New features (audit follow-up)

  • iq_gini() gains a normalised flag implementing the Raffinetti, Siletti and Vernizzi (2017) Gini variant, which is bounded in [-1, 1] for distributions containing negative values.
  • iq_compare() gains a negatives argument. With negatives = "keep" it permits zero or negative input and returns NA for the Theil and Atkinson rows (which are mathematically undefined for non-positive values), while still computing Gini, S-Gini, Kolm, Wolfson, Hoover, Palma and percentile-ratio rows.
  • iq_concentration() gains a correction = "wagstaff" option for the Wagstaff (2005) normalised concentration index, alongside the existing Erreygers (2009) correction.
  • ?iq_theil now documents the convention difference vs the legacy ineq package (ineq::Theil(x, parameter = 0) corresponds to GE(1) / Theil T here, not to GE(0) / Theil L).
  • New tests/testthat/test-axioms.R locks in scale invariance, Kolm translation invariance, Pigou-Dalton transfer principle, anonymity, parameter monotonicity, decomposition exactness, the Erreygers and Wagstaff bounds, and bootstrap nominal coverage.
  • New tests/testthat/test-cross-package.R cross-checks Gini, Theil, and Atkinson values against the legacy ineq package on a fixed seed. Skipped when ineq is not installed and on CRAN.

Acknowledgements

Thanks to Frank Cowell and Emmanuel Flachaire for the careful read and the two-line list of gaps.

inequality 0.1.0

CRAN release: 2026-04-20

  • Initial release.

Inequality indices

  • Gini coefficient with bootstrap or asymptotic (jackknife) confidence intervals via iq_gini(), following Davidson (2009).
  • Extended S-Gini family with adjustable inequality aversion parameter via iq_sgini(), following Donaldson and Weymark (1980).
  • Theil T (GE(1)), mean log deviation (GE(0)), and general GE(alpha) via iq_theil(), following Theil (1967) and Shorrocks (1980).
  • Atkinson index with inequality aversion parameter via iq_atkinson().
  • Kolm absolute inequality index via iq_kolm().
  • Palma ratio (top 10% / bottom 40% income shares) via iq_palma().
  • Hoover index (Robin Hood / Pietra index) via iq_hoover().
  • Percentile ratios (P90/P10, P80/P20, custom) via iq_percentile_ratio().
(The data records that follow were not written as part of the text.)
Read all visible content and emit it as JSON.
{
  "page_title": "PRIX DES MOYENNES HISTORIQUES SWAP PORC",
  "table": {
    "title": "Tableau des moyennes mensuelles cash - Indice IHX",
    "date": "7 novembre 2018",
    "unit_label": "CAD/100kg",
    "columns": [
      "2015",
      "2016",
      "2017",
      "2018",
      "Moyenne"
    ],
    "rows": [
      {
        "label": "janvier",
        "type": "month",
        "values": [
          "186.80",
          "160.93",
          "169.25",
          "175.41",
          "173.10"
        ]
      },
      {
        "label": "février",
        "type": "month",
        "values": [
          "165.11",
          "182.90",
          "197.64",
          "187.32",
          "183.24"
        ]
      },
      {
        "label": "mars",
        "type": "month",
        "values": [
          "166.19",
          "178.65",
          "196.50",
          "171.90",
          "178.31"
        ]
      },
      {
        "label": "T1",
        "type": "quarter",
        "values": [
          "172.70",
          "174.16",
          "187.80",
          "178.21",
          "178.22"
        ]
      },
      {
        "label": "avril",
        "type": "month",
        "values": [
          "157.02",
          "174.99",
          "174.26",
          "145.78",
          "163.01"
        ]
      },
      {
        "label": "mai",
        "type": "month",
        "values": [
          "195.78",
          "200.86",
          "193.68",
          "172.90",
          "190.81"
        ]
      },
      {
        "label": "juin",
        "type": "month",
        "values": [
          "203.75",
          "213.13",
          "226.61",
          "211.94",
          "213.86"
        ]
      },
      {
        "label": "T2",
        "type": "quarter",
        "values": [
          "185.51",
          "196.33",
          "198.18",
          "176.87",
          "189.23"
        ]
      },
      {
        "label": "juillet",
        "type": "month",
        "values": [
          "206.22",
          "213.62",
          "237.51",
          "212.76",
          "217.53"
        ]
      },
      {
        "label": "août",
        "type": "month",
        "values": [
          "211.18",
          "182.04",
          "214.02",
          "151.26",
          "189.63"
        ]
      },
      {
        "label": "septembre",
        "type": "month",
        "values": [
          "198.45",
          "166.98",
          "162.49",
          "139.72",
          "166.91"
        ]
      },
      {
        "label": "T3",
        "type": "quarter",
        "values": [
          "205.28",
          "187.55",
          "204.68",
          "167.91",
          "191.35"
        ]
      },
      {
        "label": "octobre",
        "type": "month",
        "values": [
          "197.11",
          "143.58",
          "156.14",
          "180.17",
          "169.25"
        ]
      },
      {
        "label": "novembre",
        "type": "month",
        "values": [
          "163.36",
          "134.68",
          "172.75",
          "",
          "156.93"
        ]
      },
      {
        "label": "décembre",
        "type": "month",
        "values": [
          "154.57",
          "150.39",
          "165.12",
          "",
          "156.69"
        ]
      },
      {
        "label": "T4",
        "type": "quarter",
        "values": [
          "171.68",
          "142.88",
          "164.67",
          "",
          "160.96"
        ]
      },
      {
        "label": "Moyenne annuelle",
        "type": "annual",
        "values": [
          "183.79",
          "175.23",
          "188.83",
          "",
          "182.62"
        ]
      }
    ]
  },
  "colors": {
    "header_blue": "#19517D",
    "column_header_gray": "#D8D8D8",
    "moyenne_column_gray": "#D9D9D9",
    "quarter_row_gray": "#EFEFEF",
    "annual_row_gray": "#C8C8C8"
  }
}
Distribution and decomposition

  • Lorenz curve with base graphics plot method via iq_lorenz().
  • Between-within group decomposition for the generalised entropy family via iq_decompose(), following Bourguignon (1979).
  • Income share tabulation (bottom 50%, middle 40%, top 10%, top 1%) via iq_shares().
  • Concentration index for health inequality with optional Erreygers (2009) correction via iq_concentration().
  • Wolfson bipolarisation index via iq_polarisation().

Poverty

  • Foster-Greer-Thorbecke poverty measures (headcount, gap, severity), Sen index, and Watts index via iq_poverty().
  • Growth incidence curve with plot method via iq_growth_incidence(), following Ravallion and Chen (2003).

Fiscal

  • Kakwani progressivity index and Reynolds-Smolensky redistribution index via iq_kakwani().

Utilities

  • Side-by-side comparison of all major indices via iq_compare().
  • All functions accept optional survey weights.